City to continue exploring use of reserve police unit
City Council wants to keep exploring the option of instituting and using a reserve police unit staffed entirely by volunteers, but the idea didn’t sit too well with Police Chief Jay Murphy, who said much would have to be addressed before signing off on it.
“I have serious concerns and someone is going to have to address that it’s my signature as chief of police that gives them the authority,” Murphy said.
Evan Finn, the long-time Cape Coral resident who pitched the idea to council, envisions the reserve police officers being fully trained and sworn, enabling them all the powers of a full-time, paid police officer with full powers of arrest.
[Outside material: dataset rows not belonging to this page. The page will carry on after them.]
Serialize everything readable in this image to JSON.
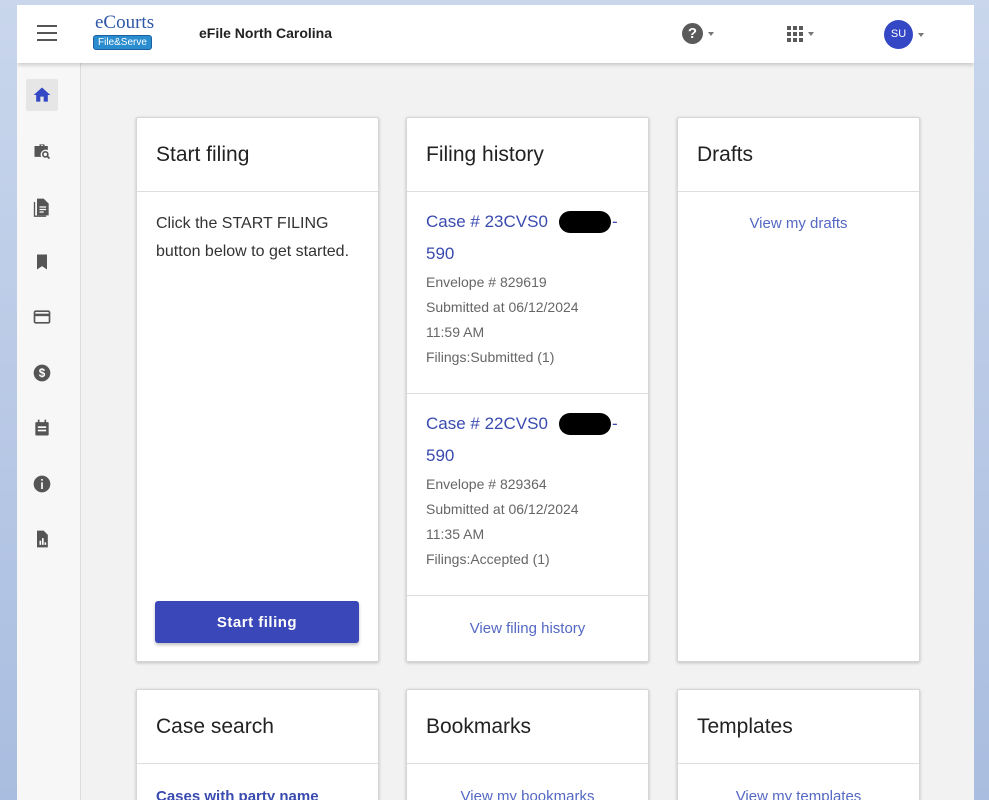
{
  "header": {
    "logo_top": "eCourts",
    "logo_bottom": "File&Serve",
    "app_title": "eFile North Carolina",
    "help_glyph": "?",
    "user_initials": "SU"
  },
  "sidebar": {
    "items": [
      {
        "name": "home-icon",
        "active": true
      },
      {
        "name": "case-search-icon",
        "active": false
      },
      {
        "name": "document-icon",
        "active": false
      },
      {
        "name": "bookmark-icon",
        "active": false
      },
      {
        "name": "payment-card-icon",
        "active": false
      },
      {
        "name": "dollar-icon",
        "active": false
      },
      {
        "name": "calendar-icon",
        "active": false
      },
      {
        "name": "info-icon",
        "active": false
      },
      {
        "name": "report-icon",
        "active": false
      }
    ]
  },
  "cards": {
    "start_filing": {
      "title": "Start filing",
      "description": "Click the START FILING button below to get started.",
      "button_label": "Start filing"
    },
    "filing_history": {
      "title": "Filing history",
      "entries": [
        {
          "case_line1": "Case # 23CVS0",
          "case_line1_suffix": "-",
          "case_line2": "590",
          "envelope": "Envelope # 829619",
          "submitted": "Submitted at 06/12/2024",
          "time": "11:59 AM",
          "filings": "Filings:Submitted (1)"
        },
        {
          "case_line1": "Case # 22CVS0",
          "case_line1_suffix": "-",
          "case_line2": "590",
          "envelope": "Envelope # 829364",
          "submitted": "Submitted at 06/12/2024",
          "time": "11:35 AM",
          "filings": "Filings:Accepted (1)"
        }
      ],
      "link_label": "View filing history"
    },
    "drafts": {
      "title": "Drafts",
      "link_label": "View my drafts"
    },
    "case_search": {
      "title": "Case search",
      "link_label": "Cases with party name"
    },
    "bookmarks": {
      "title": "Bookmarks",
      "link_label": "View my bookmarks"
    },
    "templates": {
      "title": "Templates",
      "link_label": "View my templates"
    }
  },
  "colors": {
    "primary": "#3a47b8",
    "link": "#3949ab",
    "avatar": "#3448c5"
  }
}
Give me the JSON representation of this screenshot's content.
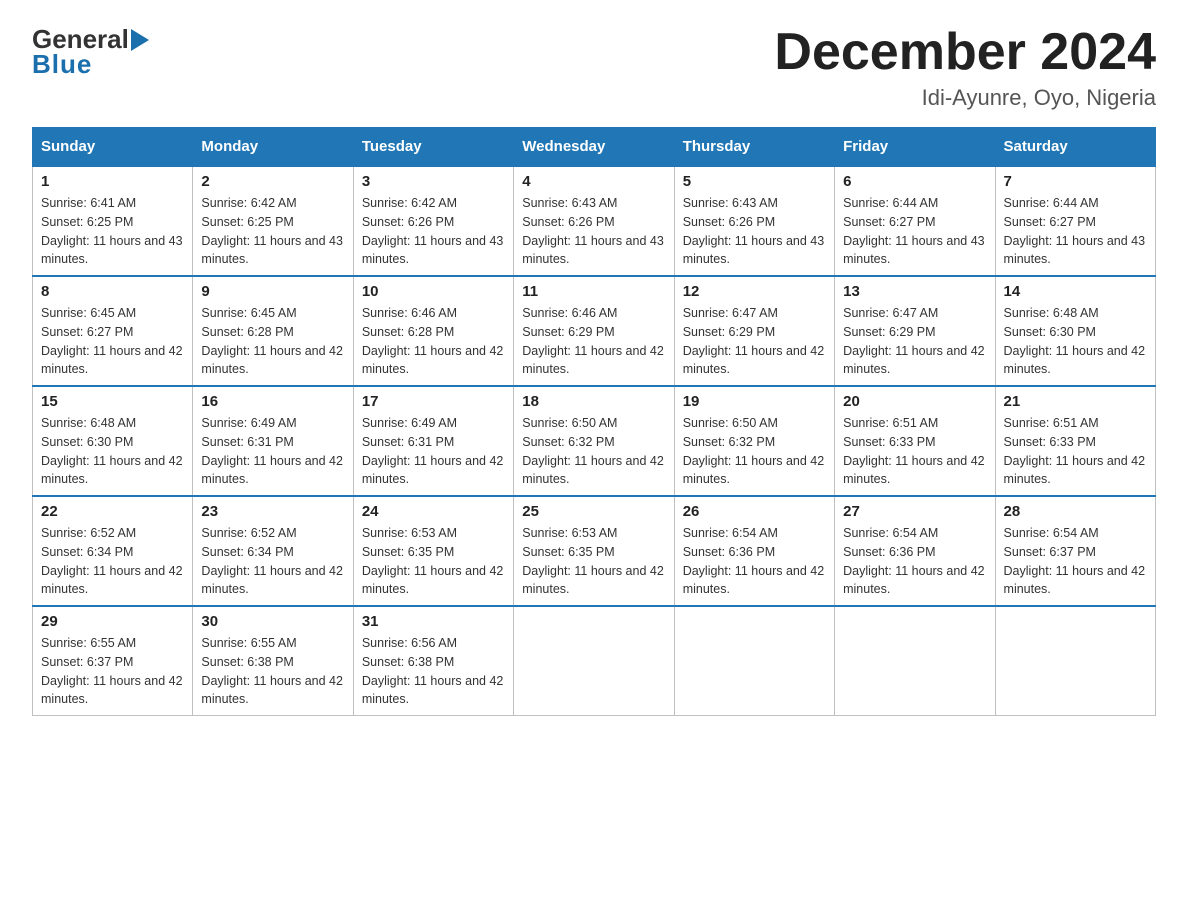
{
  "header": {
    "logo": {
      "general": "General",
      "blue": "Blue",
      "underline": "Blue"
    },
    "title": "December 2024",
    "location": "Idi-Ayunre, Oyo, Nigeria"
  },
  "calendar": {
    "days_of_week": [
      "Sunday",
      "Monday",
      "Tuesday",
      "Wednesday",
      "Thursday",
      "Friday",
      "Saturday"
    ],
    "weeks": [
      [
        {
          "day": "1",
          "sunrise": "6:41 AM",
          "sunset": "6:25 PM",
          "daylight": "11 hours and 43 minutes."
        },
        {
          "day": "2",
          "sunrise": "6:42 AM",
          "sunset": "6:25 PM",
          "daylight": "11 hours and 43 minutes."
        },
        {
          "day": "3",
          "sunrise": "6:42 AM",
          "sunset": "6:26 PM",
          "daylight": "11 hours and 43 minutes."
        },
        {
          "day": "4",
          "sunrise": "6:43 AM",
          "sunset": "6:26 PM",
          "daylight": "11 hours and 43 minutes."
        },
        {
          "day": "5",
          "sunrise": "6:43 AM",
          "sunset": "6:26 PM",
          "daylight": "11 hours and 43 minutes."
        },
        {
          "day": "6",
          "sunrise": "6:44 AM",
          "sunset": "6:27 PM",
          "daylight": "11 hours and 43 minutes."
        },
        {
          "day": "7",
          "sunrise": "6:44 AM",
          "sunset": "6:27 PM",
          "daylight": "11 hours and 43 minutes."
        }
      ],
      [
        {
          "day": "8",
          "sunrise": "6:45 AM",
          "sunset": "6:27 PM",
          "daylight": "11 hours and 42 minutes."
        },
        {
          "day": "9",
          "sunrise": "6:45 AM",
          "sunset": "6:28 PM",
          "daylight": "11 hours and 42 minutes."
        },
        {
          "day": "10",
          "sunrise": "6:46 AM",
          "sunset": "6:28 PM",
          "daylight": "11 hours and 42 minutes."
        },
        {
          "day": "11",
          "sunrise": "6:46 AM",
          "sunset": "6:29 PM",
          "daylight": "11 hours and 42 minutes."
        },
        {
          "day": "12",
          "sunrise": "6:47 AM",
          "sunset": "6:29 PM",
          "daylight": "11 hours and 42 minutes."
        },
        {
          "day": "13",
          "sunrise": "6:47 AM",
          "sunset": "6:29 PM",
          "daylight": "11 hours and 42 minutes."
        },
        {
          "day": "14",
          "sunrise": "6:48 AM",
          "sunset": "6:30 PM",
          "daylight": "11 hours and 42 minutes."
        }
      ],
      [
        {
          "day": "15",
          "sunrise": "6:48 AM",
          "sunset": "6:30 PM",
          "daylight": "11 hours and 42 minutes."
        },
        {
          "day": "16",
          "sunrise": "6:49 AM",
          "sunset": "6:31 PM",
          "daylight": "11 hours and 42 minutes."
        },
        {
          "day": "17",
          "sunrise": "6:49 AM",
          "sunset": "6:31 PM",
          "daylight": "11 hours and 42 minutes."
        },
        {
          "day": "18",
          "sunrise": "6:50 AM",
          "sunset": "6:32 PM",
          "daylight": "11 hours and 42 minutes."
        },
        {
          "day": "19",
          "sunrise": "6:50 AM",
          "sunset": "6:32 PM",
          "daylight": "11 hours and 42 minutes."
        },
        {
          "day": "20",
          "sunrise": "6:51 AM",
          "sunset": "6:33 PM",
          "daylight": "11 hours and 42 minutes."
        },
        {
          "day": "21",
          "sunrise": "6:51 AM",
          "sunset": "6:33 PM",
          "daylight": "11 hours and 42 minutes."
        }
      ],
      [
        {
          "day": "22",
          "sunrise": "6:52 AM",
          "sunset": "6:34 PM",
          "daylight": "11 hours and 42 minutes."
        },
        {
          "day": "23",
          "sunrise": "6:52 AM",
          "sunset": "6:34 PM",
          "daylight": "11 hours and 42 minutes."
        },
        {
          "day": "24",
          "sunrise": "6:53 AM",
          "sunset": "6:35 PM",
          "daylight": "11 hours and 42 minutes."
        },
        {
          "day": "25",
          "sunrise": "6:53 AM",
          "sunset": "6:35 PM",
          "daylight": "11 hours and 42 minutes."
        },
        {
          "day": "26",
          "sunrise": "6:54 AM",
          "sunset": "6:36 PM",
          "daylight": "11 hours and 42 minutes."
        },
        {
          "day": "27",
          "sunrise": "6:54 AM",
          "sunset": "6:36 PM",
          "daylight": "11 hours and 42 minutes."
        },
        {
          "day": "28",
          "sunrise": "6:54 AM",
          "sunset": "6:37 PM",
          "daylight": "11 hours and 42 minutes."
        }
      ],
      [
        {
          "day": "29",
          "sunrise": "6:55 AM",
          "sunset": "6:37 PM",
          "daylight": "11 hours and 42 minutes."
        },
        {
          "day": "30",
          "sunrise": "6:55 AM",
          "sunset": "6:38 PM",
          "daylight": "11 hours and 42 minutes."
        },
        {
          "day": "31",
          "sunrise": "6:56 AM",
          "sunset": "6:38 PM",
          "daylight": "11 hours and 42 minutes."
        },
        null,
        null,
        null,
        null
      ]
    ]
  }
}
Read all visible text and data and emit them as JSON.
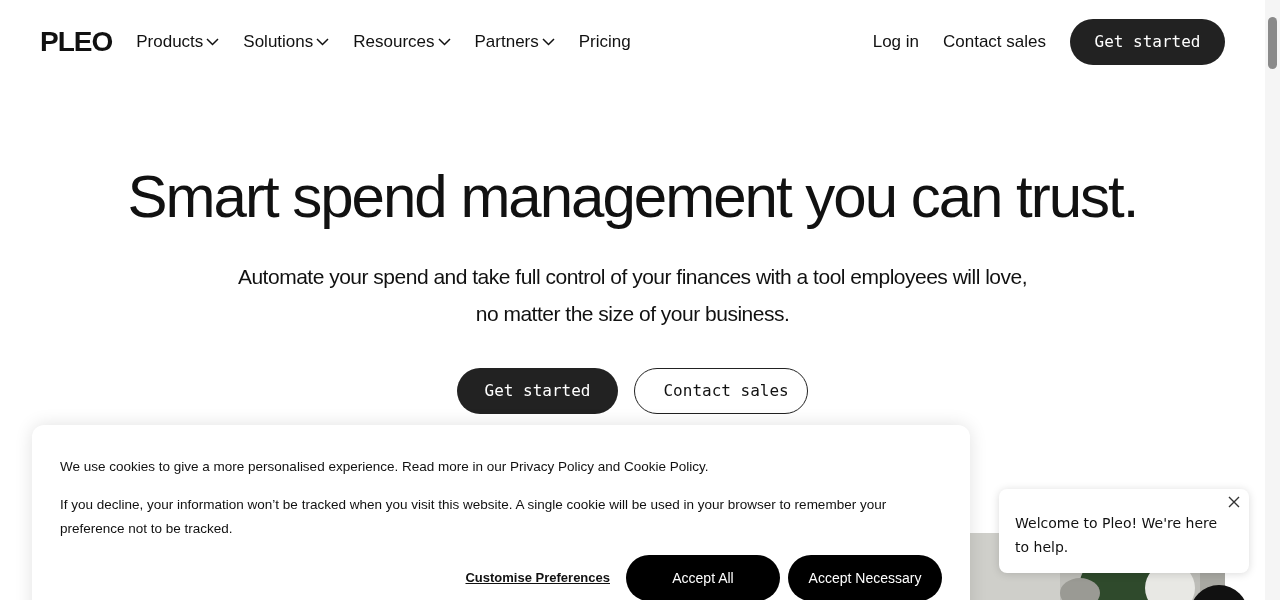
{
  "header": {
    "logo": "PLEO",
    "nav": [
      {
        "label": "Products",
        "dropdown": true
      },
      {
        "label": "Solutions",
        "dropdown": true
      },
      {
        "label": "Resources",
        "dropdown": true
      },
      {
        "label": "Partners",
        "dropdown": true
      },
      {
        "label": "Pricing",
        "dropdown": false
      }
    ],
    "login": "Log in",
    "contact": "Contact sales",
    "cta": "Get started"
  },
  "hero": {
    "title": "Smart spend management you can trust.",
    "subtitle": "Automate your spend and take full control of your finances with a tool employees will love, no matter the size of your business.",
    "primary": "Get started",
    "secondary": "Contact sales"
  },
  "cookie_banner": {
    "paragraphs": [
      "We use cookies to give a more personalised experience. Read more in our Privacy Policy and Cookie Policy.",
      "If you decline, your information won’t be tracked when you visit this website. A single cookie will be used in your browser to remember your preference not to be tracked."
    ],
    "customise": "Customise Preferences",
    "buttons": [
      "Accept All",
      "Accept Necessary"
    ]
  },
  "chat": {
    "message": "Welcome to Pleo! We're here to help."
  }
}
Finn said recent academy graduates, officers who have been laid-off or retired and “extreme volunteers” would make the most viable options for the reserve unit. Finn said he recently graduated from the police academy.
“This could be a valuable tool for Cape Coral,” Finn told council.
Murphy said the city previously had a reserve police unit, which he served on, but the unit was eventually disbanded due to training and compliance issues.
Murphy said any reserve police officer would have to maintain the same level of training and certification a full-time police, paid police officer does, which would require funding.
Murphy is also unsure that Cape Coral is the right fit for the idea.
“I’m not saying they don’t work, they work in the right environment,” Murphy added.
Mayor John Sullivan said the reserve officers could serve in certain rolls, like filing paper work, while giving the city an opportunity to see them in action.
“I want to pursue the potential in this, it would be a big help to our police department to continue to give us the help we need,” the mayor said.
“It’s an idea that has merit but needs further analysis,” Councilmember Bill Deile added.
No action was taken during the council workshop.